The question hanging in the air, whether or not the Czechs do the decent thing, from the standpoint of Brussels, and sign the Lisbon Treaty is does Europe really want or need a president? Everything about the office seems suggestive of all that is expensive, pompous and remote about the European Union.

From a British perspective another question begs to be answered, do we want to be part of Europe at all? There is a good case to be made for our continued membership and a long list of reasonable doubts regarding its value in a world that has changed immeasurably since the EU was founded, the only thing missing is a rational debate.

The problem is no government since that of Harold Wilson in the mid seventies has had the nerve to ask, David Cameron has made encouraging noises about holding a referendum, but he has to date, been rather vague as to when. The twelfth of never sounds like a likely date.


The strange case of the bureaucrats who listened.

It’s almost like something out of a Bateman cartoon, maybe one showing a throng of people belonging to the chattering classes gawping in horror at, as the caption below tells us ‘The bureaucrat who changed his mind.’

I mean of course the decision by Secretary for Education, Schools and Families Ed Balls, not always a sensitive or particularly sensible man, to review plans to make parents taking part in voluntary activities with children not their own to sign a special register.
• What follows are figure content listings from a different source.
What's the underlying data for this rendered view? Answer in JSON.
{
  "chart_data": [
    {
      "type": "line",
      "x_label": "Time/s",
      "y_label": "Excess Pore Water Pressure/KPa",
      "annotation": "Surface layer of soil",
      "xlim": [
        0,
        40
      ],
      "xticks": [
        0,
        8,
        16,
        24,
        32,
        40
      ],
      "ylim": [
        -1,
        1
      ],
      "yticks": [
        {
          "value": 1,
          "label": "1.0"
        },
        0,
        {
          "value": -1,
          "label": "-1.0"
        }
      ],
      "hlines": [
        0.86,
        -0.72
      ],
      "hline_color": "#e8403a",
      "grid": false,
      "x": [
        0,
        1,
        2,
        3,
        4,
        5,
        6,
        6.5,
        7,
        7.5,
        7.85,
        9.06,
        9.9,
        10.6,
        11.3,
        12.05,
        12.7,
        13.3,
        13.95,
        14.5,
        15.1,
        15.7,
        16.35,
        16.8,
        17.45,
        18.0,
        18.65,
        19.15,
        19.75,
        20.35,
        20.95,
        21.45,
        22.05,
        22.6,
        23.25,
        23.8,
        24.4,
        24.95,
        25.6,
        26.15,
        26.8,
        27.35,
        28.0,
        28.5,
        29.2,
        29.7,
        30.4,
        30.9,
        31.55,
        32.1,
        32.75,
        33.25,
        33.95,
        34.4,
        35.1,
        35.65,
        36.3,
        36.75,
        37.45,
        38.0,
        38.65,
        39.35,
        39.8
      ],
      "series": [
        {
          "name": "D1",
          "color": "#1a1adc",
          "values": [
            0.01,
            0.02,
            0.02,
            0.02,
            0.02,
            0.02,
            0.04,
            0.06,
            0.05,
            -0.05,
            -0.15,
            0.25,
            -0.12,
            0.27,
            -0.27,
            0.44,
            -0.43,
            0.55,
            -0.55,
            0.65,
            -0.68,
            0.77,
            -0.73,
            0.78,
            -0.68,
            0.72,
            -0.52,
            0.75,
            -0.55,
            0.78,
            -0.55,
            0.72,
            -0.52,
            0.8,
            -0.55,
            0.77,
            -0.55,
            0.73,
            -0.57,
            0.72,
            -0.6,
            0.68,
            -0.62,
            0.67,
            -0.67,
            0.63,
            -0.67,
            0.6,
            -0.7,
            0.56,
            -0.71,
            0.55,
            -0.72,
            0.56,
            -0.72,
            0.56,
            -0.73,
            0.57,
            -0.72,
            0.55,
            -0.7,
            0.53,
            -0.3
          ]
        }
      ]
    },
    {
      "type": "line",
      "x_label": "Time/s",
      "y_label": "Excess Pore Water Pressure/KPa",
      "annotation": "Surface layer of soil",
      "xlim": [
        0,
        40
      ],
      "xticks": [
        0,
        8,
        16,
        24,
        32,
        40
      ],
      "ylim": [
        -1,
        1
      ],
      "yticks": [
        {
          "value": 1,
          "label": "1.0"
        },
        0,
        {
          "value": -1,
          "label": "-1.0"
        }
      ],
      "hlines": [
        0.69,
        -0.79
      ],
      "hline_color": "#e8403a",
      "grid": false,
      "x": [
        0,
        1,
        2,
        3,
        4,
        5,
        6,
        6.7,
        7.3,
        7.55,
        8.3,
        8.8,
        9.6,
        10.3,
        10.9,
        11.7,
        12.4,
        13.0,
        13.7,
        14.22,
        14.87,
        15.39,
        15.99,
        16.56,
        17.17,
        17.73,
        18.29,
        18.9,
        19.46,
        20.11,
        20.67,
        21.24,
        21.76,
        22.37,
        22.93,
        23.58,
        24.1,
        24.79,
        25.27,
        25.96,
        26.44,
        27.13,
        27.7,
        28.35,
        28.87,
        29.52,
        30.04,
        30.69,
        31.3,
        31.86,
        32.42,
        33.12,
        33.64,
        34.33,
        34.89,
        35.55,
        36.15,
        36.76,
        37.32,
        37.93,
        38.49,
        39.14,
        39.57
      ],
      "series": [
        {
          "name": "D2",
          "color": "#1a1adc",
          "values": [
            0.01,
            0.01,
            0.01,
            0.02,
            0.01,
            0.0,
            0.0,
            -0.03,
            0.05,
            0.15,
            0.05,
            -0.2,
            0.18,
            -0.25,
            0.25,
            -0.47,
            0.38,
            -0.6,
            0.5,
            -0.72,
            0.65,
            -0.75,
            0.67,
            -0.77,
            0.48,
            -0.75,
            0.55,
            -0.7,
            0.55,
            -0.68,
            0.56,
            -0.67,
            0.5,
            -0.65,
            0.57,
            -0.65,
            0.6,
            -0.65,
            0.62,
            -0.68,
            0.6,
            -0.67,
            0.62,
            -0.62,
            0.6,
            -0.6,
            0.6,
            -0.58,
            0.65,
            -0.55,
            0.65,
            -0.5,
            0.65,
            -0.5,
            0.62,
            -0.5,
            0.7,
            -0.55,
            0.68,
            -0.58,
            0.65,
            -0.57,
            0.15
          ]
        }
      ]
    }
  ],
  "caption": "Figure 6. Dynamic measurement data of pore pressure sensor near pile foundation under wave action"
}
The move hasn’t been popular, Sir Roger Singleton, Chair of the Independent Safeguarding Authority told the Guardian ‘I hear phrases like common sense and proportion,’ in relation to the public backlash against the plan, he continues to say ‘I don’t know how you can make sure a person considered is who they say they are’ without some king of screening process.

Quite so Sir Roger, but the process itself is doomed to fail if it is devoid of the common sense and proportion about which you spoke so scathingly. Yes people who have regular contact with children need to the checked but paranoia never protected anybody.

He may be a charmless and overambitious oaf in many respects but by calling for this silly and panic driven plan to be re-examined and hopefully replaced with something more workable Ed Balls is very much on the side of the angels.


Bong! ITN to axe Big Ben.

ITN is to remove Big Ben from the titles of its flagship News at Ten bulletin in an attempt to make the news less London centric. The legendary bongs will be incorporated into a new soundtrack.

Don’t worry though as part of the re-branding process and to ‘retain the heritage that people recognise,’ a spokesman for ITN said, a clock face will be incorporated into the new studio design. Well that’s ok then isn’t it?

Re-branding, if there’s a worse word in the English language I don’t know of it. It’s always used by media types as a short hand for treating the audience like idiots whilst spending shed loads of money.